Redacción. Valladolid
Castilla y León atiende ya a 55.913 dependientes de grado II y III, más de los 55.000 previstos para 2015 en el Libro Blanco, y registra en el último año una tendencia de las prestaciones hacia los servicios profesionales, que supone ya un 61 por ciento del total, lo que implica un incremento del 17 por ciento frente a los familiares.

Milagros Marcos, consejera de Familia e Igualdad de Oportunidades.

Así lo ha explicado la consejera de Familia e Igualdad de Oportunidades, Milagros Marcos, que ha señalado que gracias a la reforma de la Ley de Dependencia se ha logrado garantizar la atención a los dependientes, la sostenibilidad del sistema y mantener el empleo en el sector. Según ha señalado, desde junio del año pasado se han registrado 17.615 nuevas prestaciones a 15.045 usuarios (3.000 cambios de prestación y 12.000 altas nuevas) y a lo largo de este periodo se ha notado un descenso de las prestaciones de cuidados familiares en favor de los servicios profesionales, al pasar de un 56 y 44 por ciento respectivamente sobre el total entre junio de 2012 y enero de 2013 a un 39 y 61 por ciento entre febrero y junio de este año.

De esta forma, la consejera ha considerado que así se logra el cambio de modelo que intenta potenciar los servicios profesionales en el domicilio y garantizar el empleo en el sector y que tenía tres retos, el primero garantizar la capacidad económica de las personas que optaran por este servicio, contar con los suficientes servicios profesionales y próximos a los ciudadanos y perseguir que las residencias fueran atractivas para sus usuarios.
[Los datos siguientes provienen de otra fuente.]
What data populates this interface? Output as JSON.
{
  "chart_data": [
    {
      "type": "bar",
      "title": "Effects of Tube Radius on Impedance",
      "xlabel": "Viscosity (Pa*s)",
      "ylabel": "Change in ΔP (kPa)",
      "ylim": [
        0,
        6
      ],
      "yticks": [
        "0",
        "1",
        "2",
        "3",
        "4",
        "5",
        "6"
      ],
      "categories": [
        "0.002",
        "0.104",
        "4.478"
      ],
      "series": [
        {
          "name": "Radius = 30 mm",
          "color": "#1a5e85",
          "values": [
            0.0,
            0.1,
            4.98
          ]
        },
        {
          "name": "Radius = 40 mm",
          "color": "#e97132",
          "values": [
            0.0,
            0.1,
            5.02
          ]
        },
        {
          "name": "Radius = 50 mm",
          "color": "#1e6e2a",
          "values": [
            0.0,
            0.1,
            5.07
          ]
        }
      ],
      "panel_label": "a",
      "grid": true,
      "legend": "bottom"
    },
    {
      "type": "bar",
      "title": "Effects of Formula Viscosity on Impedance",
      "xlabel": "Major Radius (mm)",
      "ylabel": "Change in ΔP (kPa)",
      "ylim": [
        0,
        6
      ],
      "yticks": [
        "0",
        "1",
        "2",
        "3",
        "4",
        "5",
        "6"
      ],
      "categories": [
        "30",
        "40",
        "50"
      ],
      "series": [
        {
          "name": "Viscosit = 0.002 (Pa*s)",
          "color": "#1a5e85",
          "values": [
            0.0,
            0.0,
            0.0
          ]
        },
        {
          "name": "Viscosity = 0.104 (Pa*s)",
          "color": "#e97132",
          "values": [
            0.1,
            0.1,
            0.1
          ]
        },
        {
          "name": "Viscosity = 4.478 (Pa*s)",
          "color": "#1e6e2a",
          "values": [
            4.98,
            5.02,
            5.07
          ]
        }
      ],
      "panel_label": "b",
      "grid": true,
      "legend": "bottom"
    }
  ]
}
Para ello, ha recordado Marcos, se han ajustado las cuantías máximas que perciben los dependientes y se incrementaron las de cuidados profesionales para potenciar los mismos, se inició una oferta de servicios profesionales alternativos al cuidado familiar que fueran más flexibles y se puedan prestar desde la residencia y, con el fin de garantizar que oferta y demanda de centros residenciales se aproximen se han creado las unidades de convivencia.

Además, estas medidas han permitido a Castilla y León “ocupar la primera posición en la generación de empleo, el doble de la media nacional, al llegar en junio de 2013 a los 6,1 empleos por cada 1.000 habitantes”. En concreto, se ha pasado de 11.591 empleos a 15.509, de manera que el sector ha conservado o creado casi 4.000 empleos, ha explicado la consejera.

En cuanto a la evolución de los usuarios del sistema, Marcos ha explicado que hay 62.008 personas en junio de este año con prestación frente a 61.991 de hace un año, una tendencia a “estabilizarse”, ya que no puede crecer “ilimitadamente”. Marcos ha aclarado que ninguna persona que tenga necesidad deja de ser atendida y ha incidido en que los de grado I reciben atención a través de los Servicios Sociales.